Case Presentation: A 71 years old white male, with a past medical history of severe eosinophilic asthma, was transferred to our hospital with hypoxemic respiratory failure and worsening infiltrates. Respiratory PCR was negative. The patient was febrile with T-max of 101 F, required 6 L of oxygen. Labs showed WBC 21,000, Hemoglobin was7.4, and Creatinine was 1.4. Repeat respiratory PCR was positive for Influenza A, COVID 19 was negative. The patient’s clinical condition and labs improved with Oseltamivir, Vancomycin, and Cefepime and oxygen requirement improved to 2 L. Within a few days, he deteriorated, developing a non-blanching rash on both lower extremities and hemoptysis. Renal function declined (Cr from 1.0 to 3.5) along with the progression of anemia and hypoxemia, requiring 5L of oxygen. UA showed 150 RBC, 2+ proteins and spot UPC of 1.73. CT chest showed new bilateral ground glass pulmonary infiltrates. Further workup showed positive ANCA serology >1:640, with anti-MPO Ab >100. A clinical diagnosis of ANCA vasculitis associated with Influenza-A, was established. The patient was started on induction therapy with pulse dose steroids and Cytoxan. Plasma exchange was not considered in light of the PEXIVAS trial, which did not show benefit on survival. Upon 6 weeks follow up, the patient improved. He maintained oxygen saturation in the 90s on room air with Creatinine improved to 1.4. Repeat CT chest showed almost complete resolution of the infiltrates. Repeat serology improved with c-ANCA Titer <1_20 and anti-MPO Ab <9.

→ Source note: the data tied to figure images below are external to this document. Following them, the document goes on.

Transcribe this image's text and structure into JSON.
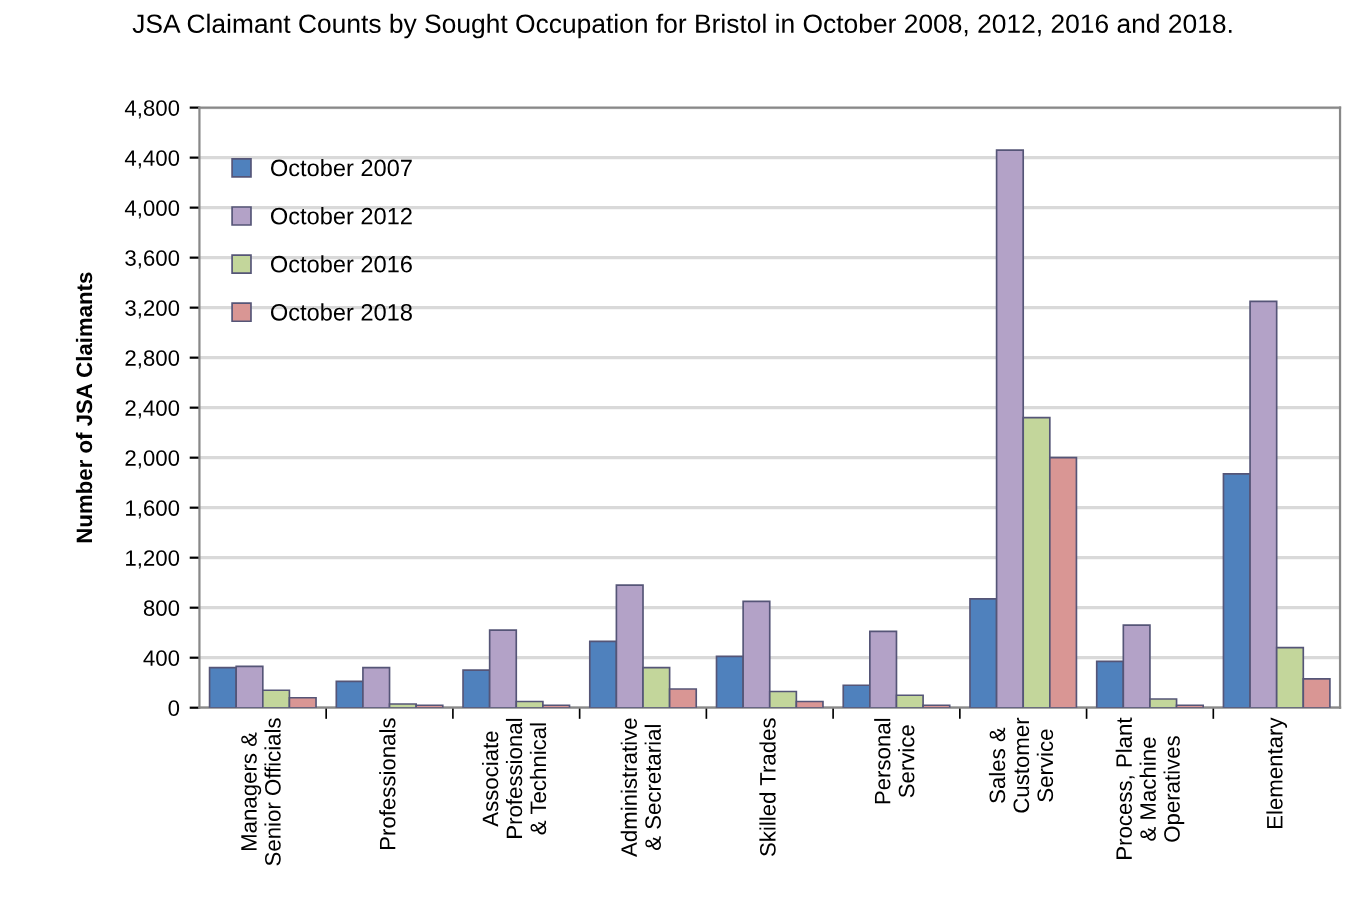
{
  "chart_data": {
    "type": "bar",
    "title": "JSA Claimant Counts by Sought Occupation for Bristol in October 2008, 2012, 2016 and 2018.",
    "ylabel": "Number of JSA Claimants",
    "categories": [
      "Managers &\nSenior Officials",
      "Professionals",
      "Associate\nProfessional\n& Technical",
      "Administrative\n& Secretarial",
      "Skilled Trades",
      "Personal\nService",
      "Sales &\nCustomer\nService",
      "Process, Plant\n& Machine\nOperatives",
      "Elementary"
    ],
    "series": [
      {
        "name": "October 2007",
        "color": "#4f81bd",
        "values": [
          320,
          210,
          300,
          530,
          410,
          180,
          870,
          370,
          1870
        ]
      },
      {
        "name": "October 2012",
        "color": "#b3a2c7",
        "values": [
          330,
          320,
          620,
          980,
          850,
          610,
          4460,
          660,
          3250
        ]
      },
      {
        "name": "October 2016",
        "color": "#c3d69b",
        "values": [
          140,
          30,
          50,
          320,
          130,
          100,
          2320,
          70,
          480
        ]
      },
      {
        "name": "October 2018",
        "color": "#d99694",
        "values": [
          80,
          20,
          20,
          150,
          50,
          20,
          2000,
          20,
          230
        ]
      }
    ],
    "ylim": [
      0,
      4800
    ],
    "yticks": [
      {
        "value": 0,
        "label": "0"
      },
      {
        "value": 400,
        "label": "400"
      },
      {
        "value": 800,
        "label": "800"
      },
      {
        "value": 1200,
        "label": "1,200"
      },
      {
        "value": 1600,
        "label": "1,600"
      },
      {
        "value": 2000,
        "label": "2,000"
      },
      {
        "value": 2400,
        "label": "2,400"
      },
      {
        "value": 2800,
        "label": "2,800"
      },
      {
        "value": 3200,
        "label": "3,200"
      },
      {
        "value": 3600,
        "label": "3,600"
      },
      {
        "value": 4000,
        "label": "4,000"
      },
      {
        "value": 4400,
        "label": "4,400"
      },
      {
        "value": 4800,
        "label": "4,800"
      }
    ],
    "grid": "y",
    "legend": "top left"
  }
}
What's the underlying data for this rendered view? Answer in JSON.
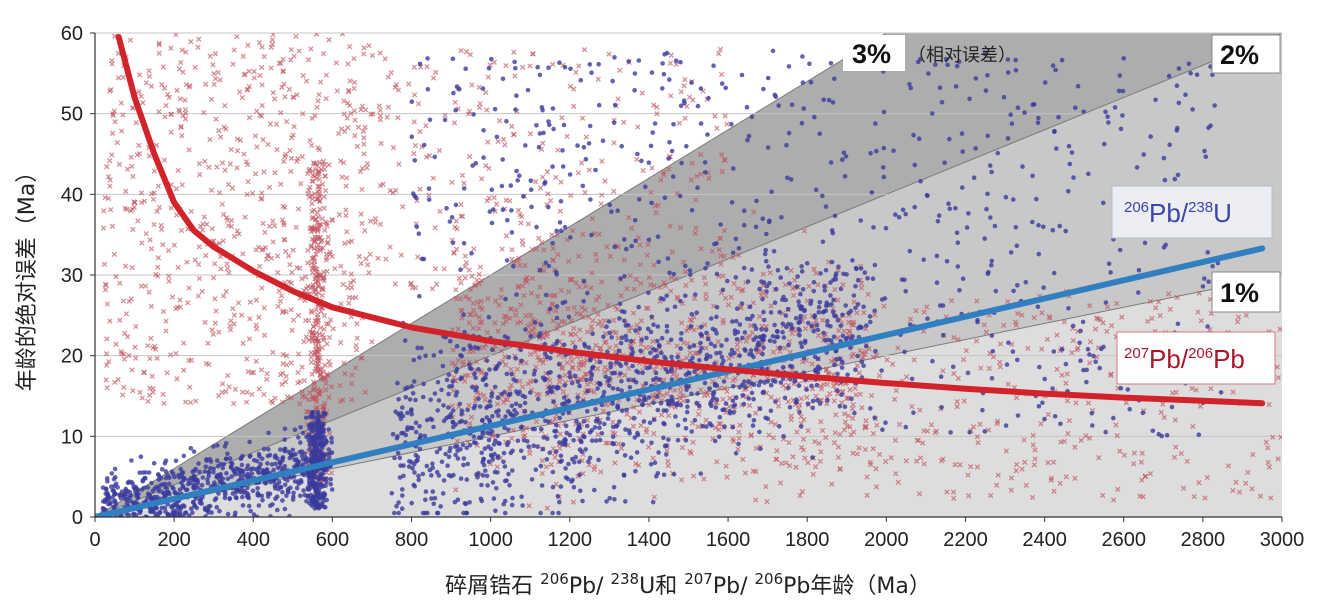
{
  "chart_data": {
    "type": "scatter",
    "xlabel_parts": [
      "碎屑锆石 ",
      "206",
      "Pb/ ",
      "238",
      "U和 ",
      "207",
      "Pb/ ",
      "206",
      "Pb年龄（Ma）"
    ],
    "ylabel": "年龄的绝对误差（Ma）",
    "xlim": [
      0,
      3000
    ],
    "ylim": [
      0,
      60
    ],
    "xticks": [
      "0",
      "200",
      "400",
      "600",
      "800",
      "1000",
      "1200",
      "1400",
      "1600",
      "1800",
      "2000",
      "2200",
      "2400",
      "2600",
      "2800",
      "3000"
    ],
    "yticks": [
      "0",
      "10",
      "20",
      "30",
      "40",
      "50",
      "60"
    ],
    "grid": "horizontal",
    "bands": [
      {
        "label": "3%",
        "note": "（相对误差）",
        "slope": 0.03,
        "color": "#adadad"
      },
      {
        "label": "2%",
        "slope": 0.02,
        "color": "#c8c8c8"
      },
      {
        "label": "1%",
        "slope": 0.01,
        "color": "#dddddd"
      }
    ],
    "series": [
      {
        "name_parts": [
          "206",
          "Pb/",
          "238",
          "U"
        ],
        "marker": "circle",
        "color": "#3b3b9c",
        "trend": {
          "x": [
            0,
            2950
          ],
          "y": [
            0,
            33.3
          ]
        },
        "trend_color": "#2f7fc1"
      },
      {
        "name_parts": [
          "207",
          "Pb/",
          "206",
          "Pb"
        ],
        "marker": "x",
        "color": "#c0505a",
        "trend": {
          "x": [
            60,
            100,
            150,
            200,
            250,
            300,
            400,
            500,
            600,
            800,
            1000,
            1200,
            1400,
            1600,
            1800,
            2000,
            2200,
            2400,
            2600,
            2800,
            2950
          ],
          "y": [
            59.5,
            52,
            45,
            39,
            35.5,
            33.5,
            30.5,
            28,
            26,
            23.5,
            21.8,
            20.5,
            19.3,
            18.3,
            17.4,
            16.6,
            15.9,
            15.3,
            14.8,
            14.4,
            14.1
          ]
        },
        "trend_color": "#d2232a"
      }
    ]
  }
}
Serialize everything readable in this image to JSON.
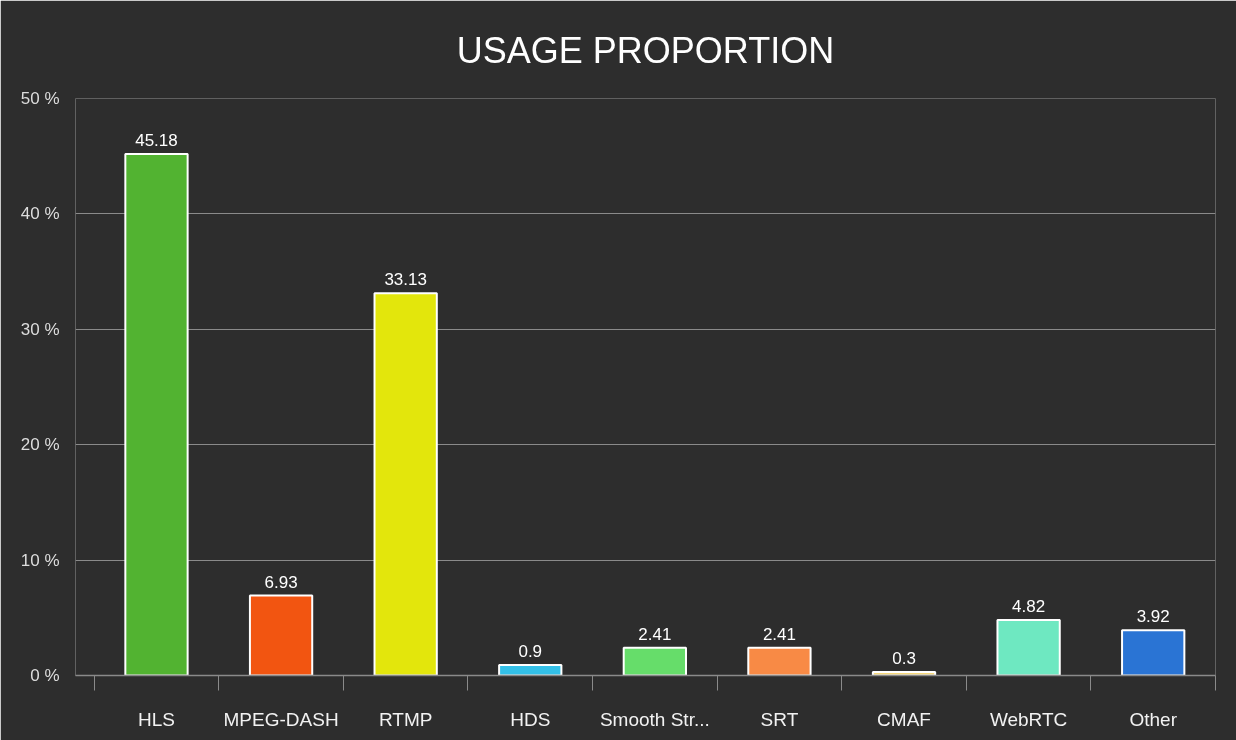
{
  "chart_data": {
    "type": "bar",
    "title": "USAGE PROPORTION",
    "categories": [
      "HLS",
      "MPEG-DASH",
      "RTMP",
      "HDS",
      "Smooth Str...",
      "SRT",
      "CMAF",
      "WebRTC",
      "Other"
    ],
    "values": [
      45.18,
      6.93,
      33.13,
      0.9,
      2.41,
      2.41,
      0.3,
      4.82,
      3.92
    ],
    "colors": [
      "#52b331",
      "#f25511",
      "#e3e60c",
      "#33c0e8",
      "#66dd6a",
      "#f88a45",
      "#f5d77a",
      "#6ee8c1",
      "#2a74d4"
    ],
    "ylim": [
      0,
      50
    ],
    "yticks": [
      {
        "value": 0,
        "label": "0 %"
      },
      {
        "value": 10,
        "label": "10 %"
      },
      {
        "value": 20,
        "label": "20 %"
      },
      {
        "value": 30,
        "label": "30 %"
      },
      {
        "value": 40,
        "label": "40 %"
      },
      {
        "value": 50,
        "label": "50 %"
      }
    ],
    "grid": "y",
    "data_labels": true
  }
}
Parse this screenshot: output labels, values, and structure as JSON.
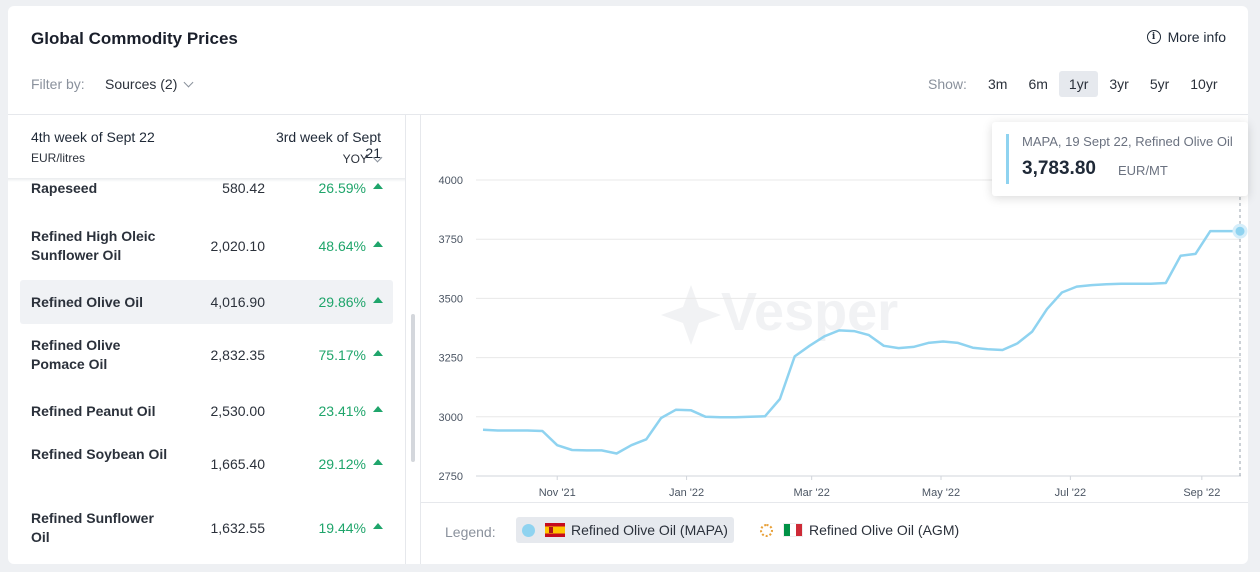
{
  "header": {
    "title": "Global Commodity Prices",
    "more_info": "More info",
    "filter_label": "Filter by:",
    "sources": "Sources (2)",
    "show_label": "Show:",
    "ranges": [
      "3m",
      "6m",
      "1yr",
      "3yr",
      "5yr",
      "10yr"
    ],
    "active_range": "1yr"
  },
  "table": {
    "col_a": "4th week of Sept 22",
    "unit": "EUR/litres",
    "col_b": "3rd week of Sept 21",
    "yoy": "YOY",
    "rows": [
      {
        "name": "Rapeseed",
        "value": "580.42",
        "change": "26.59%"
      },
      {
        "name": "Refined High Oleic Sunflower Oil",
        "value": "2,020.10",
        "change": "48.64%"
      },
      {
        "name": "Refined Olive Oil",
        "value": "4,016.90",
        "change": "29.86%",
        "active": true
      },
      {
        "name": "Refined Olive Pomace Oil",
        "value": "2,832.35",
        "change": "75.17%"
      },
      {
        "name": "Refined Peanut Oil",
        "value": "2,530.00",
        "change": "23.41%"
      },
      {
        "name": "Refined Soybean Oil",
        "value": "1,665.40",
        "change": "29.12%"
      },
      {
        "name": "Refined Sunflower Oil",
        "value": "1,632.55",
        "change": "19.44%"
      }
    ]
  },
  "tooltip": {
    "label": "MAPA, 19 Sept 22, Refined Olive Oil",
    "value": "3,783.80",
    "unit": "EUR/MT"
  },
  "legend": {
    "label": "Legend:",
    "items": [
      "Refined Olive Oil (MAPA)",
      "Refined Olive Oil (AGM)"
    ]
  },
  "watermark": "Vesper",
  "colors": {
    "line": "#8fd3f0",
    "positive": "#1fa56b",
    "grid": "#e8e8e8"
  },
  "chart_data": {
    "type": "line",
    "yticks": [
      2750,
      3000,
      3250,
      3500,
      3750,
      4000
    ],
    "ylim": [
      2750,
      4000
    ],
    "xticks": [
      "Nov '21",
      "Jan '22",
      "Mar '22",
      "May '22",
      "Jul '22",
      "Sep '22"
    ],
    "series": [
      {
        "name": "Refined Olive Oil (MAPA)",
        "x": [
          "2021-09-27",
          "2021-10-04",
          "2021-10-11",
          "2021-10-18",
          "2021-10-25",
          "2021-11-01",
          "2021-11-08",
          "2021-11-15",
          "2021-11-22",
          "2021-11-29",
          "2021-12-06",
          "2021-12-13",
          "2021-12-20",
          "2021-12-27",
          "2022-01-03",
          "2022-01-10",
          "2022-01-17",
          "2022-01-24",
          "2022-01-31",
          "2022-02-07",
          "2022-02-14",
          "2022-02-21",
          "2022-02-28",
          "2022-03-07",
          "2022-03-14",
          "2022-03-21",
          "2022-03-28",
          "2022-04-04",
          "2022-04-11",
          "2022-04-18",
          "2022-04-25",
          "2022-05-02",
          "2022-05-09",
          "2022-05-16",
          "2022-05-23",
          "2022-05-30",
          "2022-06-06",
          "2022-06-13",
          "2022-06-20",
          "2022-06-27",
          "2022-07-04",
          "2022-07-11",
          "2022-07-18",
          "2022-07-25",
          "2022-08-01",
          "2022-08-08",
          "2022-08-15",
          "2022-08-22",
          "2022-08-29",
          "2022-09-05",
          "2022-09-12",
          "2022-09-19"
        ],
        "values": [
          2945,
          2942,
          2942,
          2942,
          2940,
          2880,
          2860,
          2858,
          2858,
          2845,
          2880,
          2905,
          2995,
          3030,
          3028,
          3000,
          2998,
          2998,
          3000,
          3002,
          3075,
          3255,
          3300,
          3340,
          3365,
          3362,
          3345,
          3300,
          3290,
          3295,
          3312,
          3318,
          3312,
          3292,
          3285,
          3282,
          3310,
          3360,
          3455,
          3525,
          3550,
          3556,
          3560,
          3562,
          3562,
          3562,
          3565,
          3680,
          3688,
          3784,
          3784,
          3784
        ]
      }
    ],
    "highlight": {
      "x": "2022-09-19",
      "y": 3783.8
    }
  }
}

Discussion: ANCA associated vasculitis is a rare (1/20 million) small-vessel necrotizing vasculitis associated with ANCA, specific for either MPO or PR3, which involves multiple systems, especially lungs and kidneys. The pathogenesis is multifactorial and influenced by genetics, environmental factors, and the response of the innate and adaptive immune system. The mechanism involves ANCA-mediated excessive activation of neutrophils that subsequently release cytokines, reactive oxygen species and lytic enzymes. Bacterial infections have been thought to be an important factor in the initiation of this mechanism. ANCA associated vasculitis is a reported complication of Influenza Vaccine. One case has been reported regarding Influenza A-induced ANCA vasculitis with an elevated titer of anti-PR3. This would be the first case of Influenza A-induced vasculitis with elevated anti-MPO titer.
Conclusions: We postulate that, Influenza A infection might play a role via molecular mimicry in developing autoantibodies against the host immune response system, leading to ANCA vasculitis.